It's a rare and beautiful thing when a film can surprise you. I was taken completely off guard by The Overnighters
, a film that I figured would be a stark if a bit earnest take on post-recession America. What I was not prepared for was such a nuanced, sophisticated take that tackles the very core notions of community, responsibility, and compassion and how they are reflected by varying notions of just what it means to be a Christian.
The core of the film is the following of a pastor in the boom town of Williston, North Dakota. Fracking has created an economic bubble and like waves of other booms in the US, men from all over the country have left their communities and support structures to come and make a buck off the Natural Gas industry.
This is a land where your record can be wiped clean, where demand for workers is so dramatic that questions of your past aren't on the job application. There is a baptism here in the Christian sense; the notion that in this time of prosperity, what counts is your capacity to repent and to move forward with a good heart and a good attitude.
Spreading this gospel is Pastor Jay Reinke from the Concordia Lutheran Church. Taking biblical precepts about being a succor to one in need and the admonition to help out the community literally, he uses Church resources to provide housing to those streaming in looking for work. We see men coming to terms with their former struggles, only to be illuminated by the grace and radiant humanity coming from the charitable Reinke. It seems that his only motivation is to good unto others, and we're blessed to see these moments play out. We meet the men that find rest and support in his church and experience his charity. We feel good about the word and we're comforted in seeing good deeds done unto others for the benefit of all and with the help emerging from the small kind acts of strangers.
And then everything changes.
For this is no fairy tale; no commercial for a beatified preacher and his itinerant flock. The less one knows about what transpires, the better, as a filmgoer, the emotional roller coaster will be. I can only compare it to the likes of the great films by the master Errol Morris, a director who consistently manages to both shock and surprise, to have the reality of his film subvert our very expectations of what we were going to be seeing going in.

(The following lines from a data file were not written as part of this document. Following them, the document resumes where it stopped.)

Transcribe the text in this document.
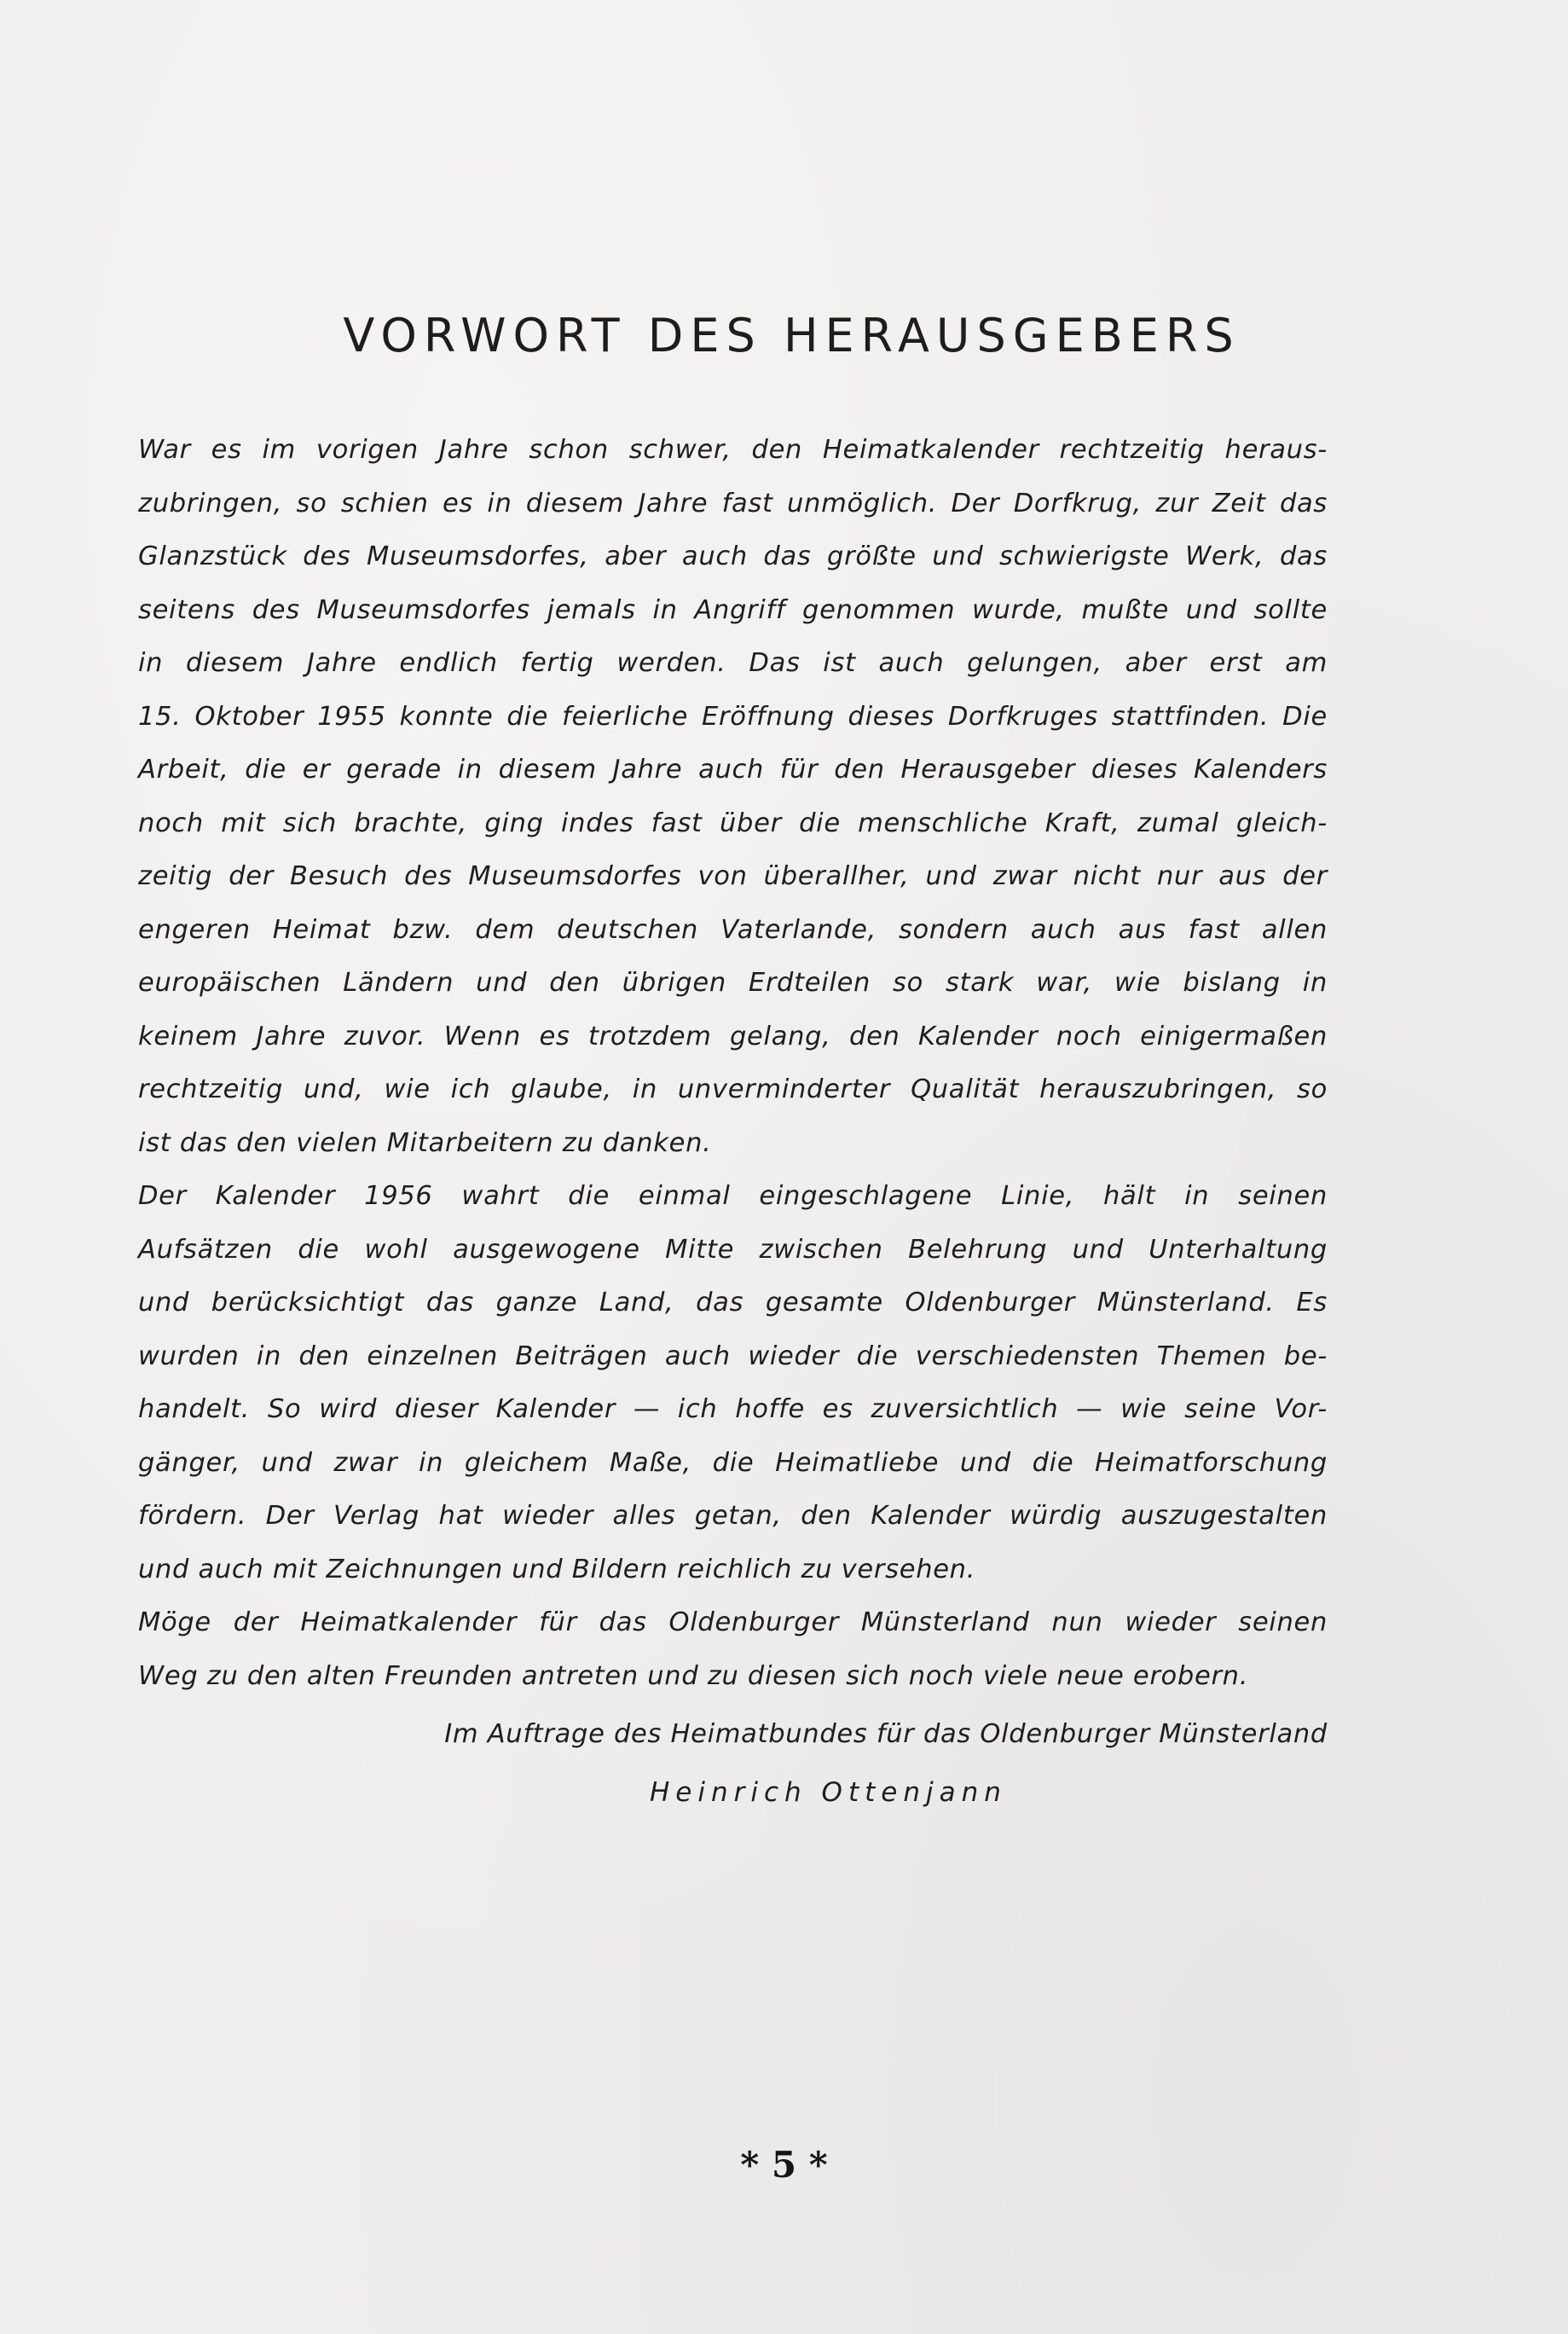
VORWORT DES HERAUSGEBERS
War es im vorigen Jahre schon schwer, den Heimatkalender rechtzeitig heraus-
zubringen, so schien es in diesem Jahre fast unmöglich. Der Dorfkrug, zur Zeit das
Glanzstück des Museumsdorfes, aber auch das größte und schwierigste Werk, das
seitens des Museumsdorfes jemals in Angriff genommen wurde, mußte und sollte
in diesem Jahre endlich fertig werden. Das ist auch gelungen, aber erst am
15. Oktober 1955 konnte die feierliche Eröffnung dieses Dorfkruges stattfinden. Die
Arbeit, die er gerade in diesem Jahre auch für den Herausgeber dieses Kalenders
noch mit sich brachte, ging indes fast über die menschliche Kraft, zumal gleich-
zeitig der Besuch des Museumsdorfes von überallher, und zwar nicht nur aus der
engeren Heimat bzw. dem deutschen Vaterlande, sondern auch aus fast allen
europäischen Ländern und den übrigen Erdteilen so stark war, wie bislang in
keinem Jahre zuvor. Wenn es trotzdem gelang, den Kalender noch einigermaßen
rechtzeitig und, wie ich glaube, in unverminderter Qualität herauszubringen, so
ist das den vielen Mitarbeitern zu danken.
Der Kalender 1956 wahrt die einmal eingeschlagene Linie, hält in seinen
Aufsätzen die wohl ausgewogene Mitte zwischen Belehrung und Unterhaltung
und berücksichtigt das ganze Land, das gesamte Oldenburger Münsterland. Es
wurden in den einzelnen Beiträgen auch wieder die verschiedensten Themen be-
handelt. So wird dieser Kalender — ich hoffe es zuversichtlich — wie seine Vor-
gänger, und zwar in gleichem Maße, die Heimatliebe und die Heimatforschung
fördern. Der Verlag hat wieder alles getan, den Kalender würdig auszugestalten
und auch mit Zeichnungen und Bildern reichlich zu versehen.
Möge der Heimatkalender für das Oldenburger Münsterland nun wieder seinen
Weg zu den alten Freunden antreten und zu diesen sich noch viele neue erobern.
Im Auftrage des Heimatbundes für das Oldenburger Münsterland
Heinrich Ottenjann
* 5 *
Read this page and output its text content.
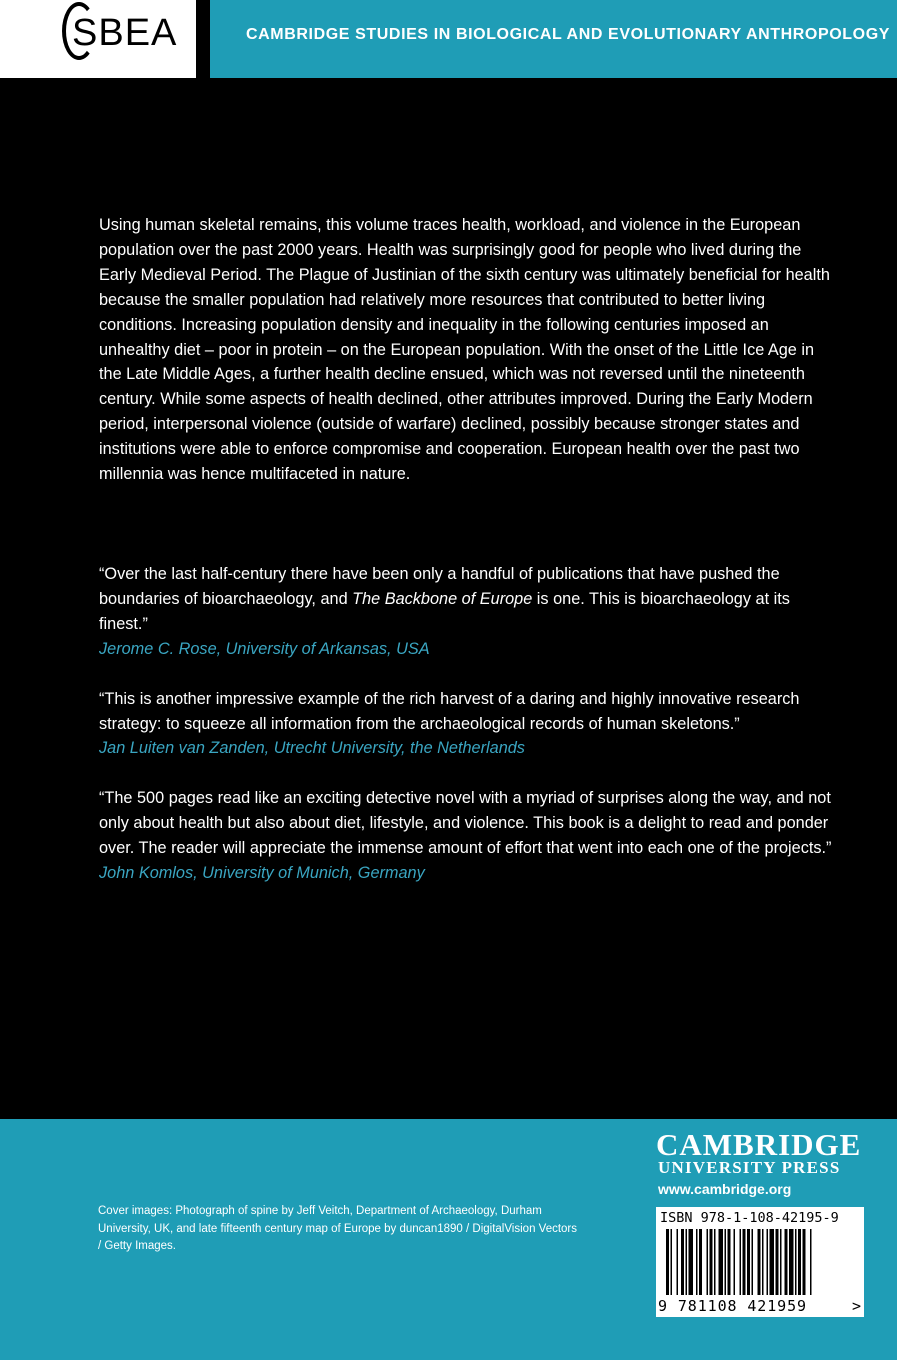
SBEA	CAMBRIDGE STUDIES IN BIOLOGICAL AND EVOLUTIONARY ANTHROPOLOGY

Using human skeletal remains, this volume traces health, workload, and violence in the European population over the past 2000 years. Health was surprisingly good for people who lived during the Early Medieval Period. The Plague of Justinian of the sixth century was ultimately beneficial for health because the smaller population had relatively more resources that contributed to better living conditions. Increasing population density and inequality in the following centuries imposed an unhealthy diet – poor in protein – on the European population. With the onset of the Little Ice Age in the Late Middle Ages, a further health decline ensued, which was not reversed until the nineteenth century. While some aspects of health declined, other attributes improved. During the Early Modern period, interpersonal violence (outside of warfare) declined, possibly because stronger states and institutions were able to enforce compromise and cooperation. European health over the past two millennia was hence multifaceted in nature.

“Over the last half-century there have been only a handful of publications that have pushed the boundaries of bioarchaeology, and The Backbone of Europe is one. This is bioarchaeology at its finest.”

Jerome C. Rose, University of Arkansas, USA

“This is another impressive example of the rich harvest of a daring and highly innovative research strategy: to squeeze all information from the archaeological records of human skeletons.”

Jan Luiten van Zanden, Utrecht University, the Netherlands

“The 500 pages read like an exciting detective novel with a myriad of surprises along the way, and not only about health but also about diet, lifestyle, and violence. This book is a delight to read and ponder over. The reader will appreciate the immense amount of effort that went into each one of the projects.”

John Komlos, University of Munich, Germany

Cover images: Photograph of spine by Jeff Veitch, Department of Archaeology, Durham University, UK, and late fifteenth century map of Europe by duncan1890 / DigitalVision Vectors / Getty Images.

CAMBRIDGE
UNIVERSITY PRESS
www.cambridge.org
ISBN 978-1-108-42195-9
9 781108 421959	>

Jesse Moss and his team have done a near miraculous thing, keeping even keeled and probing without ever resorting to bombast or overt advocacy. It's one of those morally complex tales that leaves you churning inside, grasping with the very real-world issues that are brought forth. We see in this film humanity at its best and its worst, but see it for what it is, a gradient on which at any given time man can be judged as doing good or ill.
For what begins as a almost story-book fantasy of religion and charity becomes nothing more than a spiderweb of conflicting actions and desires. The film gracefully draws the viewer along, dropping hints about whats to come but never teasing or telegraphing its intentions.
The film will surely be a litmus test for some; a way of either justifying their own beliefs or admonishing others as being either hypocritical or even sociopathic. It's easy to draw stark conclusions based on one's own beliefs, but the film continuously erodes any feelings of orthodoxy towards a given position. What the film demands is a kind of ethical dexterity, urging the viewer to look deeper and deeper so that the issues raised aren't merely slogans or platitudes. Life is messy, and idealism is more often than not simply a shield for what lies beneath, obscuring the heart of the matter in all its complexities and contradictions.
With justice, this is a film that will find an audience from all sides of the political spectrum. They will see the truck with the anti-socialism sign sitting in a parking lot, its occupants receiving community assistance, and may just for a moment question their steadfast positions. They may also see the genuine cause at the heart of the church's mandate, a kind of pure Christianity that adheres to the words of Jesus, the one who hung out with vagabonds and whores and say in all a kind of grace. This bifurcation of right and left, of charity and conviction versus responsibilities and honesty, of the motivations to do good and putting oneself forward as a moral guide, all serve to create this heady mix of life, love and betrayal that this film documents.
is a shattering experience; a masterwork of unbridled honesty as it delves into the messy ambivalence of regular lives. Easily one of this year's best documentaries, it is both provocative and unsettling, energizing and immensely sorrowful. It is an exceptional, haunting film, and one not to be missed.